5) Road to Jakarta

74 7 2
                                    

Di pagi-pagi buta, pukul empat dini hari ini aku sudah disibukkan untuk memastikan kembali barang-barang yang akan aku bawa dan menyiapkan apa yang sekiranya masih kurang.

Jadwal penerbangan dari sini menuju Jakarta yaitu pukul tujuh pagi, dan aku membutuhkan waktu sekitar lima puluh menit untuk sampai ke bandara. Oleh karena itu, aku harus bangun lebih pagi agar semuanya dapat terkondisikan. Aku bukan tipikal yang suka terburu-buru.

Setelah kurasa semuanya sudah beres, netraku kini menatap dinding sekedar melihat jam yang menggantung di sana. Sudah jam lima lewat sepuluh menit, aku akan membersihkan diri sekarang.

Hanya butuh waktu sepuluh menit sampai aku keluar dari kamar mandi. Kupilih salah satu pakaian yang tersisa dalam lemari dan memakainya. Lalu, jari telunjukku mencolek sebuah suncream dan mengaplikasikannya pada wajahku. Mentap-tap bedak padat ke wajah, membubuhi lagi dengan blush-on oranye kecoklatan secara tipis dari pipi hingga pelipis. Tidak lupa, aku mewarnai bibirku dengan sebuah lip-tint berwarna pink oranye sebagai tahap akhir dalam merias wajah.
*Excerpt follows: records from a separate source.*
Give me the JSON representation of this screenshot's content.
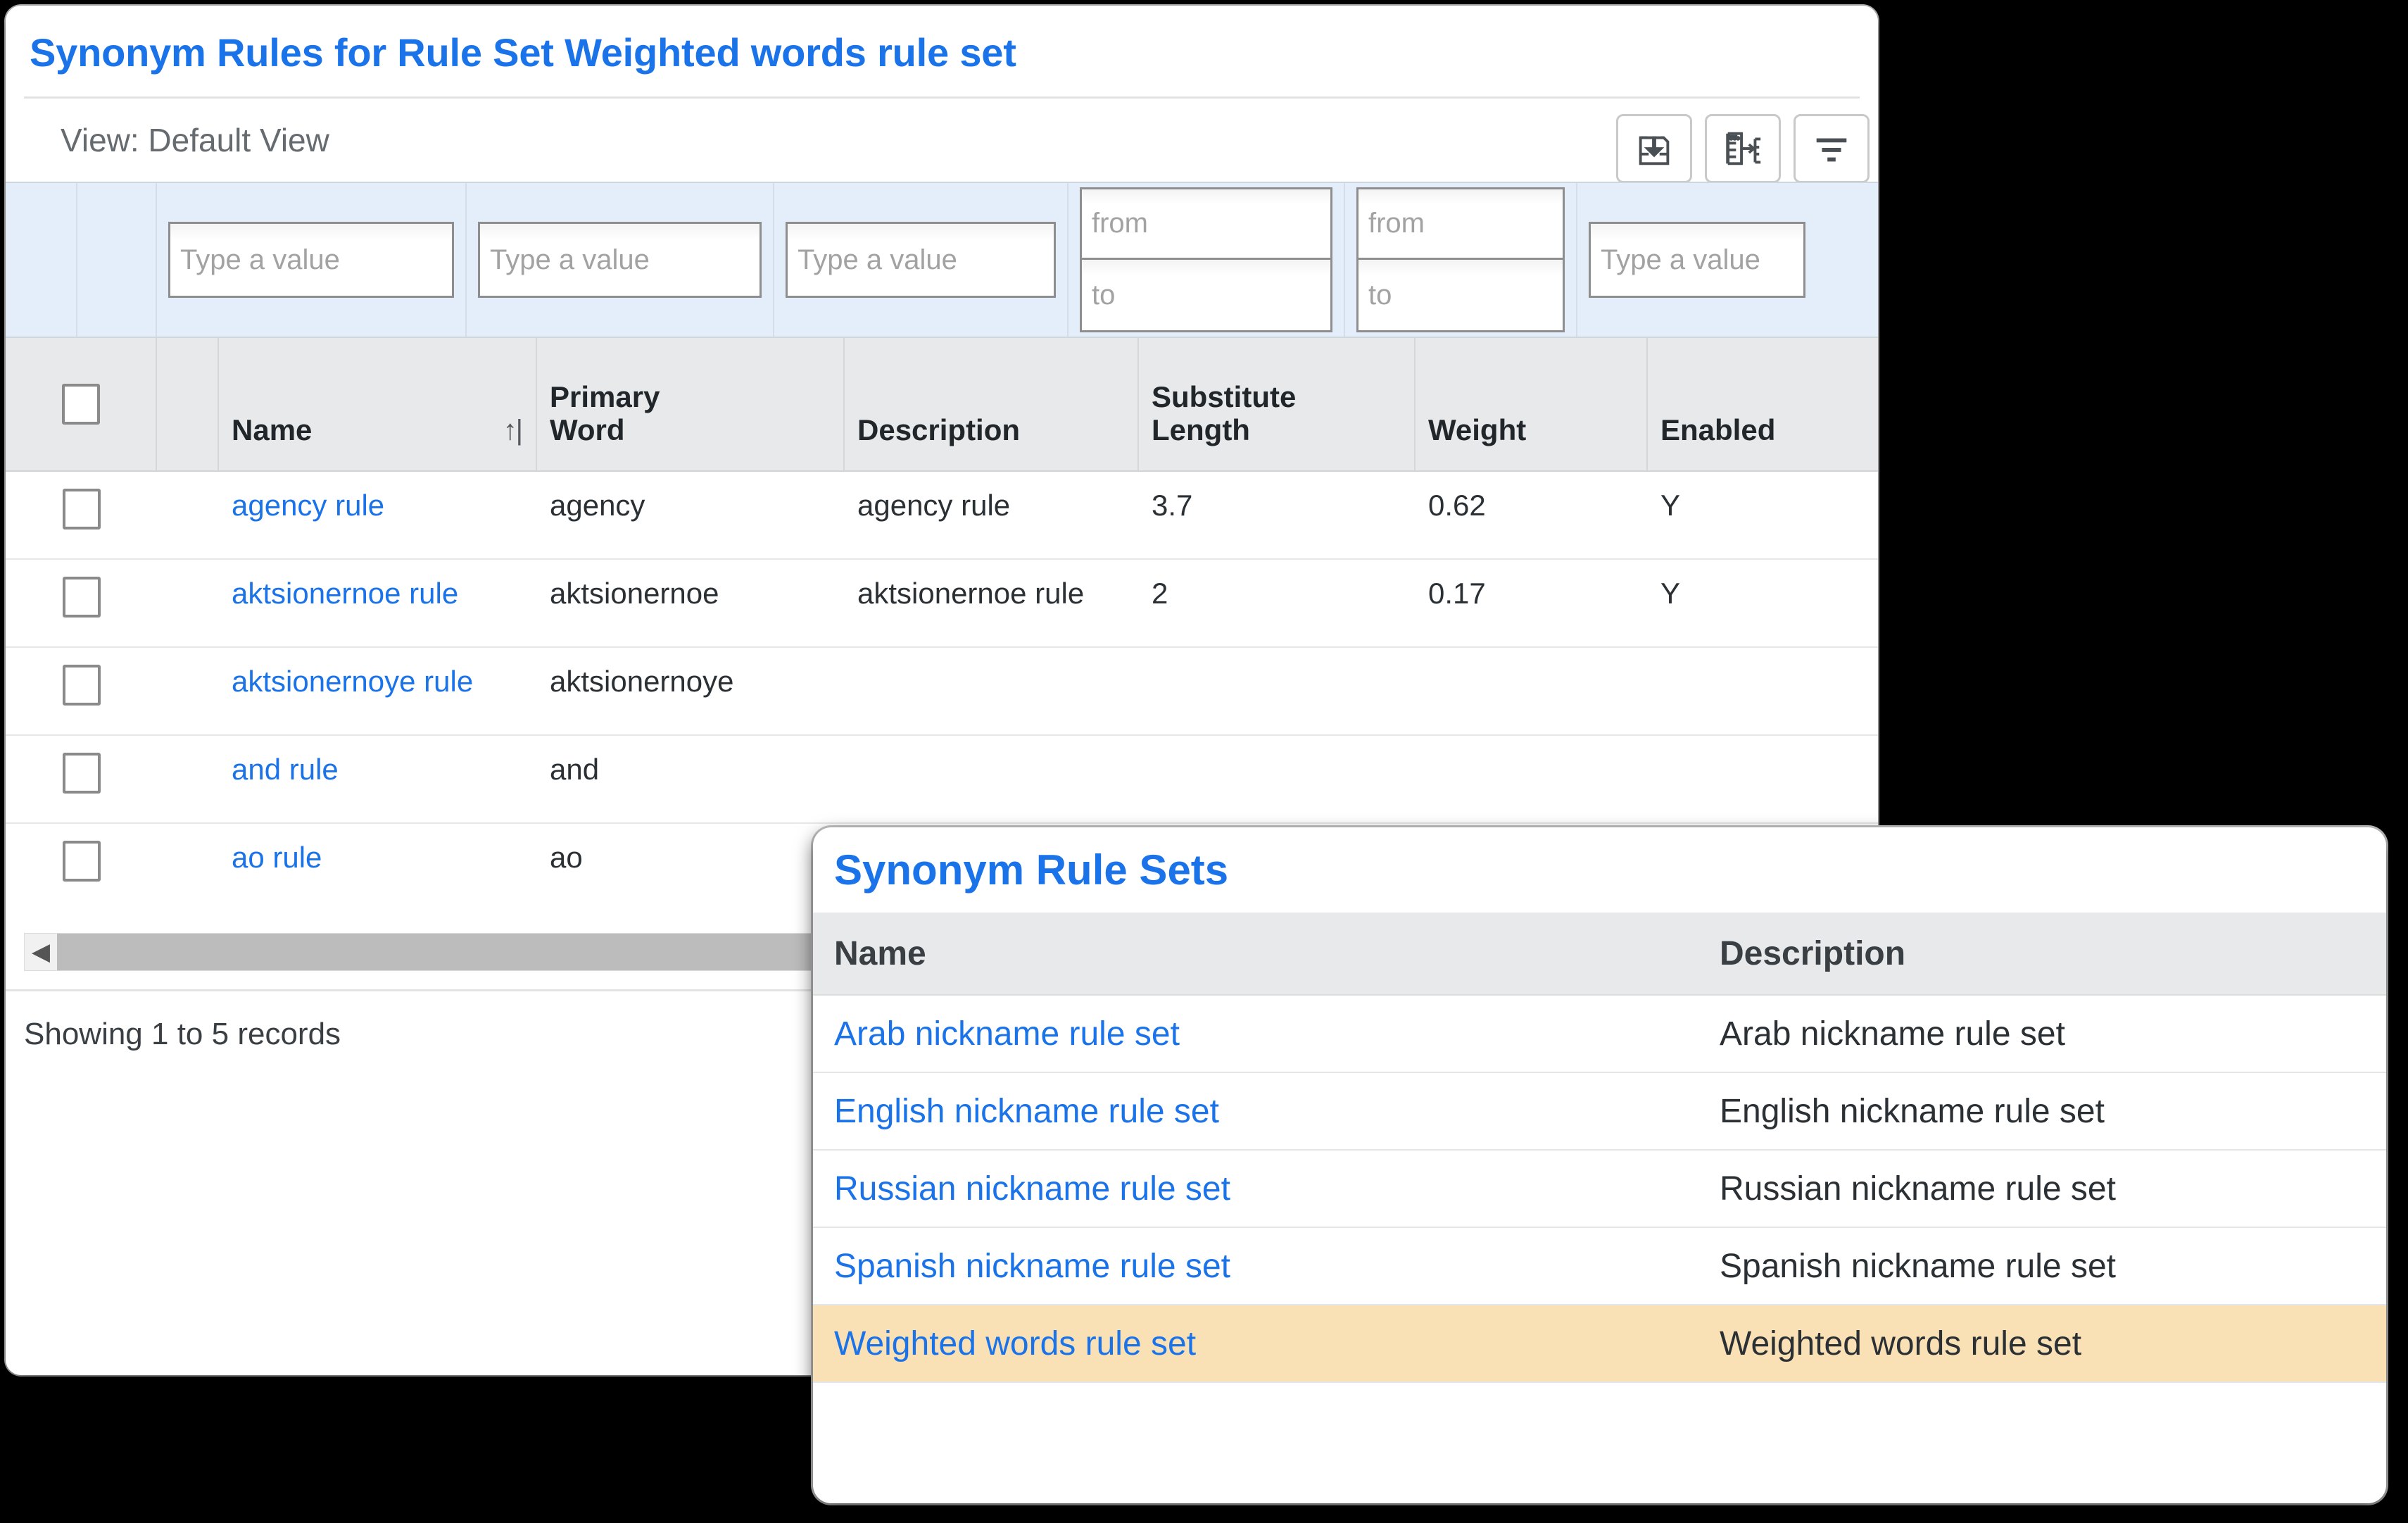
{
  "rules_panel": {
    "title": "Synonym Rules for Rule Set Weighted words rule set",
    "view_label": "View: Default View",
    "toolbar": [
      {
        "name": "import-icon",
        "tooltip": "Import"
      },
      {
        "name": "export-mapping-icon",
        "tooltip": "Export"
      },
      {
        "name": "filter-icon",
        "tooltip": "Filter"
      }
    ],
    "filters": [
      {
        "type": "text",
        "placeholder": "Type a value"
      },
      {
        "type": "text",
        "placeholder": "Type a value"
      },
      {
        "type": "text",
        "placeholder": "Type a value"
      },
      {
        "type": "range",
        "from_placeholder": "from",
        "to_placeholder": "to"
      },
      {
        "type": "range",
        "from_placeholder": "from",
        "to_placeholder": "to"
      },
      {
        "type": "text",
        "placeholder": "Type a value"
      }
    ],
    "columns": [
      {
        "label": "Name",
        "sort": "↑|"
      },
      {
        "label_line1": "Primary",
        "label_line2": "Word"
      },
      {
        "label": "Description"
      },
      {
        "label_line1": "Substitute",
        "label_line2": "Length"
      },
      {
        "label": "Weight"
      },
      {
        "label": "Enabled"
      }
    ],
    "rows": [
      {
        "name": "agency rule",
        "primary_word": "agency",
        "description": "agency rule",
        "substitute_length": "3.7",
        "weight": "0.62",
        "enabled": "Y"
      },
      {
        "name": "aktsionernoe rule",
        "primary_word": "aktsionernoe",
        "description": "aktsionernoe rule",
        "substitute_length": "2",
        "weight": "0.17",
        "enabled": "Y"
      },
      {
        "name": "aktsionernoye rule",
        "primary_word": "aktsionernoye",
        "description": "",
        "substitute_length": "",
        "weight": "",
        "enabled": ""
      },
      {
        "name": "and rule",
        "primary_word": "and",
        "description": "",
        "substitute_length": "",
        "weight": "",
        "enabled": ""
      },
      {
        "name": "ao rule",
        "primary_word": "ao",
        "description": "",
        "substitute_length": "",
        "weight": "",
        "enabled": ""
      }
    ],
    "records_text": "Showing 1 to 5 records",
    "scroll_arrow": "◀"
  },
  "sets_panel": {
    "title": "Synonym Rule Sets",
    "columns": {
      "name": "Name",
      "description": "Description"
    },
    "rows": [
      {
        "name": "Arab nickname rule set",
        "description": "Arab nickname rule set",
        "selected": false
      },
      {
        "name": "English nickname rule set",
        "description": "English nickname rule set",
        "selected": false
      },
      {
        "name": "Russian nickname rule set",
        "description": "Russian nickname rule set",
        "selected": false
      },
      {
        "name": "Spanish nickname rule set",
        "description": "Spanish nickname rule set",
        "selected": false
      },
      {
        "name": "Weighted words rule set",
        "description": "Weighted words rule set",
        "selected": true
      }
    ]
  },
  "colors": {
    "link_blue": "#1a73e8",
    "filter_bar_blue": "#e4eefa",
    "header_gray": "#e8e9ea",
    "selected_row": "#fae0b5",
    "page_background": "#000000"
  }
}
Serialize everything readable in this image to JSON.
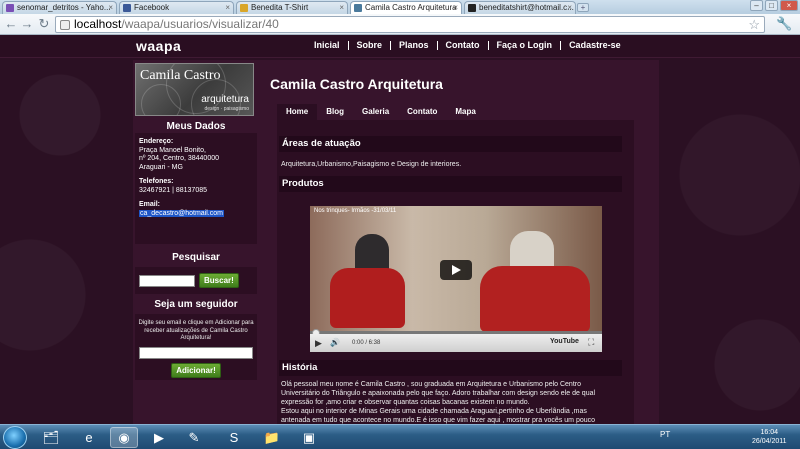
{
  "browser": {
    "tabs": [
      {
        "label": "senomar_detritos - Yaho...",
        "active": false,
        "color": "#7a4fb5"
      },
      {
        "label": "Facebook",
        "active": false,
        "color": "#3b5998"
      },
      {
        "label": "Benedita T-Shirt",
        "active": false,
        "color": "#d9a629"
      },
      {
        "label": "Camila Castro Arquitetura",
        "active": true,
        "color": "#4a7a9c"
      },
      {
        "label": "beneditatshirt@hotmail.c...",
        "active": false,
        "color": "#222222"
      }
    ],
    "url_host": "localhost",
    "url_path": "/waapa/usuarios/visualizar/40"
  },
  "site": {
    "logo": "waapa",
    "nav": [
      "Inicial",
      "Sobre",
      "Planos",
      "Contato",
      "Faça o Login",
      "Cadastre-se"
    ]
  },
  "sidebar": {
    "banner_name": "Camila Castro",
    "banner_sub": "arquitetura",
    "banner_sub2": "design · paisagismo",
    "meus_dados_title": "Meus Dados",
    "endereco_label": "Endereço:",
    "endereco_1": "Praça Manoel Bonito,",
    "endereco_2": "nº 204, Centro, 38440000",
    "endereco_3": "Araguari - MG",
    "telefones_label": "Telefones:",
    "telefones": "32467921 | 88137085",
    "email_label": "Email:",
    "email": "ca_decastro@hotmail.com",
    "pesquisar_title": "Pesquisar",
    "buscar_button": "Buscar!",
    "seguidor_title": "Seja um seguidor",
    "seguidor_text": "Digite seu email e clique em Adicionar para receber atualizações de Camila Castro Arquitetura!",
    "adicionar_button": "Adicionar!"
  },
  "main": {
    "title": "Camila Castro Arquitetura",
    "tabs": [
      "Home",
      "Blog",
      "Galeria",
      "Contato",
      "Mapa"
    ],
    "areas_title": "Áreas de atuação",
    "areas_text": "Arquitetura,Urbanismo,Paisagismo e Design de interiores.",
    "produtos_title": "Produtos",
    "video_title": "Nos trinques- Irmãos -31/03/11",
    "video_time": "0:00 / 6:38",
    "video_logo": "YouTube",
    "historia_title": "História",
    "historia_lines": [
      "Olá pessoal meu nome é Camila Castro , sou graduada em Arquitetura e Urbanismo pelo Centro",
      "Universitário do Triângulo e apaixonada pelo que faço. Adoro trabalhar com design sendo ele de qual",
      "expressão for ,amo criar e observar quantas coisas bacanas existem no mundo.",
      "Estou aqui no interior de Minas Gerais uma cidade chamada Araguari,pertinho de Uberlândia ,mas",
      "antenada em tudo que acontece no mundo.E é isso que vim fazer aqui , mostrar pra vocês um pouco"
    ]
  },
  "taskbar": {
    "lang": "PT",
    "time": "16:04",
    "date": "26/04/2011"
  }
}
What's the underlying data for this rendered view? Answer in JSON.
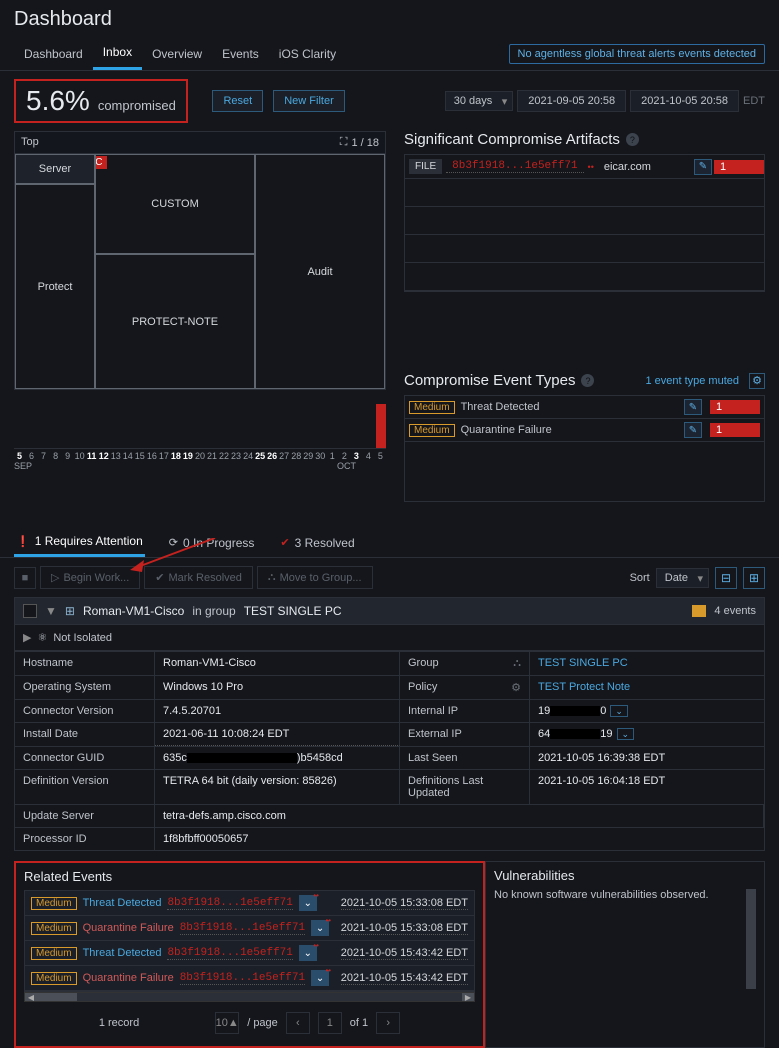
{
  "page_title": "Dashboard",
  "tabs": [
    "Dashboard",
    "Inbox",
    "Overview",
    "Events",
    "iOS Clarity"
  ],
  "active_tab": 1,
  "alert_banner": "No agentless global threat alerts events detected",
  "compromised": {
    "percent": "5.6%",
    "label": "compromised"
  },
  "filters": {
    "reset": "Reset",
    "new_filter": "New Filter",
    "range": "30 days",
    "start": "2021-09-05 20:58",
    "end": "2021-10-05 20:58",
    "tz": "EDT"
  },
  "treemap": {
    "title": "Top",
    "pager": "1 / 18",
    "badge": "TEST SINGLE PC",
    "cells": {
      "server": "Server",
      "protect": "Protect",
      "custom": "CUSTOM",
      "protect_note": "PROTECT-NOTE",
      "audit": "Audit"
    }
  },
  "timeline": {
    "days": [
      "5",
      "6",
      "7",
      "8",
      "9",
      "10",
      "11",
      "12",
      "13",
      "14",
      "15",
      "16",
      "17",
      "18",
      "19",
      "20",
      "21",
      "22",
      "23",
      "24",
      "25",
      "26",
      "27",
      "28",
      "29",
      "30",
      "1",
      "2",
      "3",
      "4",
      "5"
    ],
    "bold_idx": [
      0,
      6,
      7,
      13,
      14,
      20,
      21,
      28
    ],
    "month_left": "SEP",
    "month_right": "OCT"
  },
  "artifacts": {
    "title": "Significant Compromise Artifacts",
    "rows": [
      {
        "type": "FILE",
        "hash": "8b3f1918...1e5eff71",
        "domain": "eicar.com",
        "count": "1"
      }
    ]
  },
  "event_types": {
    "title": "Compromise Event Types",
    "muted": "1 event type muted",
    "rows": [
      {
        "sev": "Medium",
        "name": "Threat Detected",
        "count": "1"
      },
      {
        "sev": "Medium",
        "name": "Quarantine Failure",
        "count": "1"
      }
    ]
  },
  "status_tabs": [
    {
      "label": "1 Requires Attention",
      "icon": "!"
    },
    {
      "label": "0 In Progress",
      "icon": "⟳"
    },
    {
      "label": "3 Resolved",
      "icon": "✓"
    }
  ],
  "actions": {
    "begin": "Begin Work...",
    "resolve": "Mark Resolved",
    "move": "Move to Group...",
    "sort_label": "Sort",
    "sort_value": "Date"
  },
  "asset": {
    "host": "Roman-VM1-Cisco",
    "group_prefix": "in group",
    "group": "TEST SINGLE PC",
    "events": "4 events",
    "iso": "Not Isolated"
  },
  "details": {
    "hostname_l": "Hostname",
    "hostname_v": "Roman-VM1-Cisco",
    "group_l": "Group",
    "group_v": "TEST SINGLE PC",
    "os_l": "Operating System",
    "os_v": "Windows 10 Pro",
    "policy_l": "Policy",
    "policy_v": "TEST Protect Note",
    "conn_l": "Connector Version",
    "conn_v": "7.4.5.20701",
    "intip_l": "Internal IP",
    "intip_pre": "19",
    "intip_suf": "0",
    "inst_l": "Install Date",
    "inst_v": "2021-06-11 10:08:24 EDT",
    "extip_l": "External IP",
    "extip_pre": "64",
    "extip_suf": "19",
    "guid_l": "Connector GUID",
    "guid_pre": "635c",
    "guid_suf": ")b5458cd",
    "seen_l": "Last Seen",
    "seen_v": "2021-10-05 16:39:38 EDT",
    "def_l": "Definition Version",
    "def_v": "TETRA 64 bit (daily version: 85826)",
    "defu_l": "Definitions Last Updated",
    "defu_v": "2021-10-05 16:04:18 EDT",
    "upd_l": "Update Server",
    "upd_v": "tetra-defs.amp.cisco.com",
    "proc_l": "Processor ID",
    "proc_v": "1f8bfbff00050657"
  },
  "related": {
    "title": "Related Events",
    "rows": [
      {
        "sev": "Medium",
        "evt": "Threat Detected",
        "cls": "",
        "hash": "8b3f1918...1e5eff71",
        "ts": "2021-10-05 15:33:08 EDT"
      },
      {
        "sev": "Medium",
        "evt": "Quarantine Failure",
        "cls": "red",
        "hash": "8b3f1918...1e5eff71",
        "ts": "2021-10-05 15:33:08 EDT"
      },
      {
        "sev": "Medium",
        "evt": "Threat Detected",
        "cls": "",
        "hash": "8b3f1918...1e5eff71",
        "ts": "2021-10-05 15:43:42 EDT"
      },
      {
        "sev": "Medium",
        "evt": "Quarantine Failure",
        "cls": "red",
        "hash": "8b3f1918...1e5eff71",
        "ts": "2021-10-05 15:43:42 EDT"
      }
    ],
    "record": "1 record",
    "per_page": "10",
    "page_suffix": "/ page",
    "page": "1",
    "of": "of 1"
  },
  "vuln": {
    "title": "Vulnerabilities",
    "body": "No known software vulnerabilities observed."
  }
}
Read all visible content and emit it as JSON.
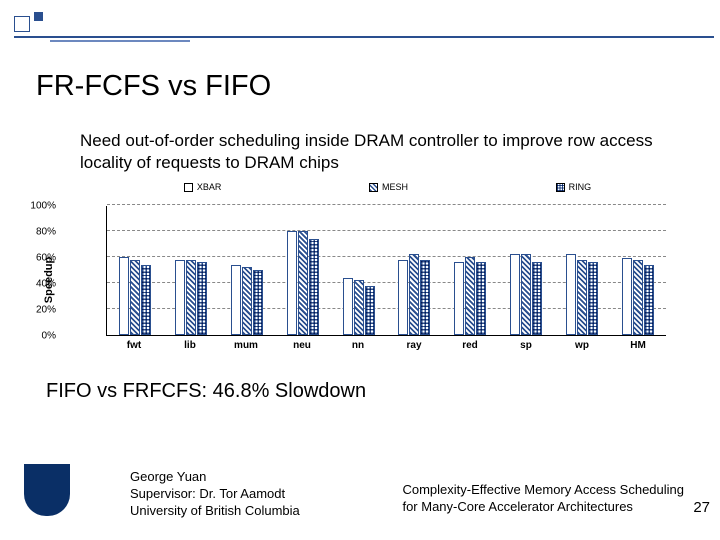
{
  "title": "FR-FCFS vs FIFO",
  "body": "Need out-of-order scheduling inside DRAM controller to improve row access locality of requests to DRAM chips",
  "slowdown": "FIFO vs FRFCFS: 46.8% Slowdown",
  "author": {
    "name": "George Yuan",
    "supervisor": "Supervisor: Dr. Tor Aamodt",
    "affiliation": "University of British Columbia"
  },
  "paper": {
    "l1": "Complexity-Effective Memory Access Scheduling",
    "l2": "for Many-Core Accelerator Architectures"
  },
  "slide_num": "27",
  "chart": {
    "ylabel": "Speedup",
    "legend": [
      "XBAR",
      "MESH",
      "RING"
    ],
    "yticks": [
      "0%",
      "20%",
      "40%",
      "60%",
      "80%",
      "100%"
    ]
  },
  "chart_data": {
    "type": "bar",
    "categories": [
      "fwt",
      "lib",
      "mum",
      "neu",
      "nn",
      "ray",
      "red",
      "sp",
      "wp",
      "HM"
    ],
    "series": [
      {
        "name": "XBAR",
        "values": [
          60,
          58,
          54,
          80,
          44,
          58,
          56,
          62,
          62,
          59
        ]
      },
      {
        "name": "MESH",
        "values": [
          58,
          58,
          52,
          80,
          42,
          62,
          60,
          62,
          58,
          58
        ]
      },
      {
        "name": "RING",
        "values": [
          54,
          56,
          50,
          74,
          38,
          58,
          56,
          56,
          56,
          54
        ]
      }
    ],
    "ylim": [
      0,
      100
    ],
    "ylabel": "Speedup",
    "xlabel": "",
    "title": ""
  }
}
Kulihat kembali penampilanku melalui cermin dan memperhatikan wajahku sejenak. Oke, tetap terlihat natural dan lebih segar.

"SIA.. KAU SUDAH SIAP?" Teriak ayah dari lantai bawah.

Kubawa semua barang-barangku yang dijadikan satu di dalam koper merah muda yang cukup besar ini beserta slingbag yang sudah bergelayut di bahuku, "IYA, AYAH. AKU SEGERA TURUN!"

Kakiku melangkah terburu-buru menuruni setiap anak tangga menuju ke bagasi mobil. Lalu, kuletakkan koper ini di bagian belakang mobil, dan setelahnya aku mendaratkan bokongku di kursi penumpang yang ternyata sudah ada ayah di kursi kemudi sedang memanaskan mobil.

"Tidak ada yang tertinggal, kan?" Tanya ayah memastikan.

Aku terdiam sejenak tampak berpikir, tiga detik setelahnya kujawab dengan sebuah gelengan, "Tidak ada."

Barulah ayah mulai menginjak pedal gas secara perlahan, memutar setir mobil ke kanan sehingga berbaur dengan jalan beraspal.

Mobil sedan hitam ini membelah jalanan yang masih sunyi, belum ada manusia yang berlalu-lalang menyibukkan diri pada pekerjaannya, mungkin hanya beberapa. Ada yang sedang jalan sehat, dan ada juga penjaga minimarket yang baru saja membuka tokonya saat mobil ini melewatinya.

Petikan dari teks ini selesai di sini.